Allens have a variety of art pieces throughout their Melrose home.
Vicky and Bill Allen have one of the finest small art museums in town. Their Melrose home is filled with art works, including painted china plates and plaques, oil paintings, and stained glass items, all of professional quality. What makes it so special is that the Allens created these works themselves. Bill even made the spectacular pair of stained glass windows that grace their front door.
Vicky is an expert china painter, who has been at her craft for some 20 years. Bill has also created lamps and more window panels.
Born in Spring Hill, Vicky Hommerding was raised in Melrose, where her family lived in the current St. Mary’s rectory. Bill, a Michigan native, worked for Ford Motors as an area representative for heavy truck sales.

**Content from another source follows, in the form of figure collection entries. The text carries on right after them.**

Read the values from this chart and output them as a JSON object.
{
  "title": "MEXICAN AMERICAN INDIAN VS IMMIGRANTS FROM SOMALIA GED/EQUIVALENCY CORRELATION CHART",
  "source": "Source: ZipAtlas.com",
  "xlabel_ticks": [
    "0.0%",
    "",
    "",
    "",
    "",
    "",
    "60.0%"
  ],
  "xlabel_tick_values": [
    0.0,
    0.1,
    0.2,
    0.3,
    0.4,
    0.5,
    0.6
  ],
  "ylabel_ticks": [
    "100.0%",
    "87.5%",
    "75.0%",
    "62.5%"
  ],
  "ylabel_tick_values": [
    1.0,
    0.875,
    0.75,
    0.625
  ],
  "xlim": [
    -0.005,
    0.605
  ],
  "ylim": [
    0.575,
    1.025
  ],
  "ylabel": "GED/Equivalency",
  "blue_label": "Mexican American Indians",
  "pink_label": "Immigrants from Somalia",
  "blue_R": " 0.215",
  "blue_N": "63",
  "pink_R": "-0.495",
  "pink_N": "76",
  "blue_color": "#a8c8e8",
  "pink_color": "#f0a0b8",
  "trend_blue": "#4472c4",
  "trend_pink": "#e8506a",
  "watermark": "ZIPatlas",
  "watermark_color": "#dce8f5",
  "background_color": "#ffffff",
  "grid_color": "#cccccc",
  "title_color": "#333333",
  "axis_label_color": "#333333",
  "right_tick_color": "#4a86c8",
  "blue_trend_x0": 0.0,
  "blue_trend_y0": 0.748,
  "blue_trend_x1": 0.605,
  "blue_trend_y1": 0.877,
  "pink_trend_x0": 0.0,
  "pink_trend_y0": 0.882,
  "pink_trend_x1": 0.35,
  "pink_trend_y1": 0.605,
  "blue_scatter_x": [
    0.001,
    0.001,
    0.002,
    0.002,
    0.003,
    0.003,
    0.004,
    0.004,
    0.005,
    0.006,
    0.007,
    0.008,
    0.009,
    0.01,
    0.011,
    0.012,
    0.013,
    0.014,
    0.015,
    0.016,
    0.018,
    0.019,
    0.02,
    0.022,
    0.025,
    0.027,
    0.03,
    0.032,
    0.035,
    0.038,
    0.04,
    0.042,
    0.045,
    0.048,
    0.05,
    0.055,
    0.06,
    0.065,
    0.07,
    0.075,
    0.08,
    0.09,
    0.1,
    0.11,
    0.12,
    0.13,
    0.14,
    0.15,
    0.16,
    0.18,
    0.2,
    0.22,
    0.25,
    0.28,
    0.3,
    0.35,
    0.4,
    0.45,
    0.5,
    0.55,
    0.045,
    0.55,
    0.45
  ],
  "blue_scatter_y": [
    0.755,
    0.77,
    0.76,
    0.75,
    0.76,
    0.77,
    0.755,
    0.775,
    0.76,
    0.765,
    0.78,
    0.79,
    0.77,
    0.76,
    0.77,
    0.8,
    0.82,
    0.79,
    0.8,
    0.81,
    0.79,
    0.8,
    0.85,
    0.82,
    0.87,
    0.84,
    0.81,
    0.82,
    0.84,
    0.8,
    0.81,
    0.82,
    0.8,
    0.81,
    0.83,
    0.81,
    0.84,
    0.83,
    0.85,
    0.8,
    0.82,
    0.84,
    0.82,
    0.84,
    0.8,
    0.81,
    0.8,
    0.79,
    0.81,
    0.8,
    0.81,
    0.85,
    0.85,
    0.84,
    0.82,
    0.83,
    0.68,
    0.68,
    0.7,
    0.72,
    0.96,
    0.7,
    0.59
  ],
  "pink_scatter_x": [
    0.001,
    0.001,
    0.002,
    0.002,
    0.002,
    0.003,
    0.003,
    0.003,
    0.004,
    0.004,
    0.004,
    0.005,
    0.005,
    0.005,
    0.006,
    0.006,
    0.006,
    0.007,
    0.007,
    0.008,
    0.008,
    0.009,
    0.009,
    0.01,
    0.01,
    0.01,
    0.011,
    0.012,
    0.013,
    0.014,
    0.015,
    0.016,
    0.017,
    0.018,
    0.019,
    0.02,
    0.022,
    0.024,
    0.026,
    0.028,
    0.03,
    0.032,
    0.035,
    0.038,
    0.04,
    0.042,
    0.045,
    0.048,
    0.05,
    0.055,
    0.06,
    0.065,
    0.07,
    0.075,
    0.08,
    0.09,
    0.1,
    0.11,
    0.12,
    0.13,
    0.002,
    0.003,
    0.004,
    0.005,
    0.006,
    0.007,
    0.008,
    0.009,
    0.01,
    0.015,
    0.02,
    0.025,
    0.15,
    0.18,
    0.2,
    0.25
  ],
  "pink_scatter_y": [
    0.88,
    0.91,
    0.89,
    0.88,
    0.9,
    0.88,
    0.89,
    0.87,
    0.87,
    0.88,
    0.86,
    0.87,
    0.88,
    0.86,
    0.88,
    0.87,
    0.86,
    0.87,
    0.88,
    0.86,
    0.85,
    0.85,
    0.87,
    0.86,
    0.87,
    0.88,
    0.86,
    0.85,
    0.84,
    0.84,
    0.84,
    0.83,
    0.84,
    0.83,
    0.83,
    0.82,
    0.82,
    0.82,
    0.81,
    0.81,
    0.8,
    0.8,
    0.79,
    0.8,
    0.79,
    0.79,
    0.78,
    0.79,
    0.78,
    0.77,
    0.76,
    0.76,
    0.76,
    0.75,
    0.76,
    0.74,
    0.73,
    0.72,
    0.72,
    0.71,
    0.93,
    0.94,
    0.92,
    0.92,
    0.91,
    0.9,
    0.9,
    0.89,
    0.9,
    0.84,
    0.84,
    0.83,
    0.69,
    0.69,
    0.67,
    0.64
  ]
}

Vicky was a stay-at-home mom and hobby painter. They moved here in 1984 from Dearborn Heights, Mich., where they could buy a home large enough to fill with their art, plus their collection of bells, which now numbers close to 100. The creamer and sugar sets which line the tops of the kitchen cupboards came after they moved to Melrose.
When she lived in Michigan, Vicky, who had been working in oils, discovered china painting.
“I did oil painting for a long time, but it was more messy,” she says with a laugh. “Now I just have a little tray I can open.” She joined a group of like-minded artists.
“If you don’t belong to a group, you don’t really have the enthusiasm,” says Vicky, who still paints in oils, making her own creations or improving on the work of others. When she wanted to hang a flowery landscape print in her kitchen but the pink flowers in the foreground clashed with the color scheme, she repainted them in yellow. “She re-oiled it,” Bill says. She improved on the sky a bit, too.
To create a ceramic piece, Vicky starts with a blank piece of glazed porcelain. She mixes dry china paint, imported from Germany, with linseed oil to create a palette in a sectioned tray, then begins painting anything from flowers to Victorian ladies to wildlife scenes. Occasionally she uses a pattern, but most of the designs are her own. “I think everybody does a little copying!” she confides. In addition to plates, she makes large jardinieres, jugs, trays, and even a little marble table top.
Her small kiln is tucked in a storage closet, ready for the first firing. The colors will fade in the kiln, so the piece has to be repainted and re-fired, three or sometimes four times.
Bill started working in stained glass in the 1950s, “just for my own amusement or whatever you want to call it.” His lampshades and lamp bases glow in muted colors all over the house. The wind broke his stained glass birdfeeder, but he’s philosophical about it: “The birds just come for the food. They couldn’t care less.” His stained glass morning glories climb up a china cabinet door.
“It’s not that complicated,” he says modestly.
His most spectacular pieces flank the front door, where two ships in full sail are surrounded by intricate frames. He made the ships in Michigan, found the perfect place to install them in his Melrose home, then designed and added the frames.
Some day, the Allens say, their son and daughter will inherit their art works, but they cheerfully admit that most of it will wind up in a garage sale. If it does, it promises to be a sensational one.
Bill has never considered making his glass art on commission.
“It takes too much time and it’s too costly. If you’re going to go commercial, you have to spend a lot of time and the effort.”
And that’s something the Allens don’t want to deal with as they enjoy their well-earned and artistic retirement in Melrose.